UN rapport Par le groupe d'experts indépendants de haut niveau sur le financement climatique (IHLeg), dont je suis membre, constate que les pays en développement (à l'exclusion de la Chine) auront besoin de 2,4 à 3,3 billions de dollars en investissements climatiques d'ici 2035. Environ 60% de cela pourrait être financé au niveau national grâce à des économies plus élevées et à une réduction des déficits publics. Malgré cela, après avoir réaffecté les investissements existants pour la transition verte, un manque de 1 billion de dollars d'ici 2030 – passant à 1,3 billion d'ici 2035 – demeure. La commission de cet écart nécessitera un financement externe.

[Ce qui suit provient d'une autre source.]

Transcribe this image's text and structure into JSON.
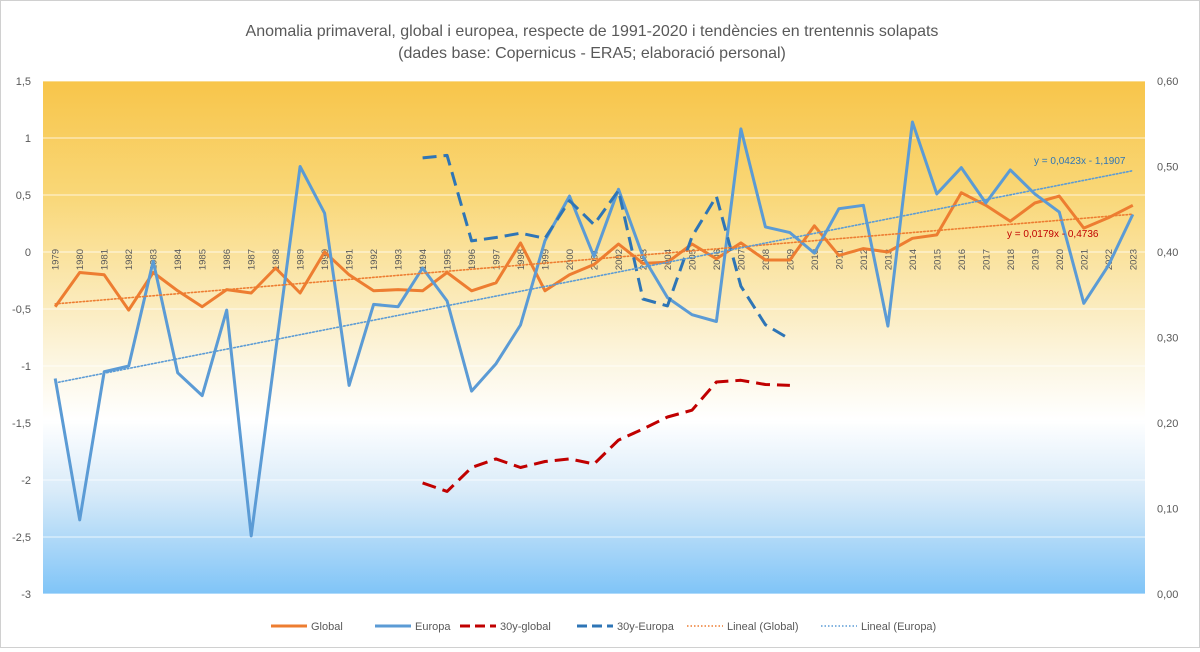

Bien que COP29 ait reconnu l'ampleur de l'écart de financement, il n'a pas compris comment le fermer. Les pays en développement ont poussé à des économies plus riches à couvrir le déficit de fonds publics, mais les pays développés n'offraient que 300 milliards de dollars par an – et même cela était venu avec une mise en garde: ils ne «prendront les devants» que dans la mobilisation des fonds plutôt que de garantir une provision directe.
Le rapport Ihleg suggère que 650 milliards de dollars de l'écart de financement d'ici 2035 pourraient être satisfaits par un investissement privé, y compris les actions et la dette. Mais cela a révélé une fracture profonde. Les pays développés ont favorisé les capitaux privés pour faciliter les pressions budgétaires, tandis que les pays en développement, conscients de sa volatilité, ont insisté sur le financement public pour la responsabilité et la prévisibilité.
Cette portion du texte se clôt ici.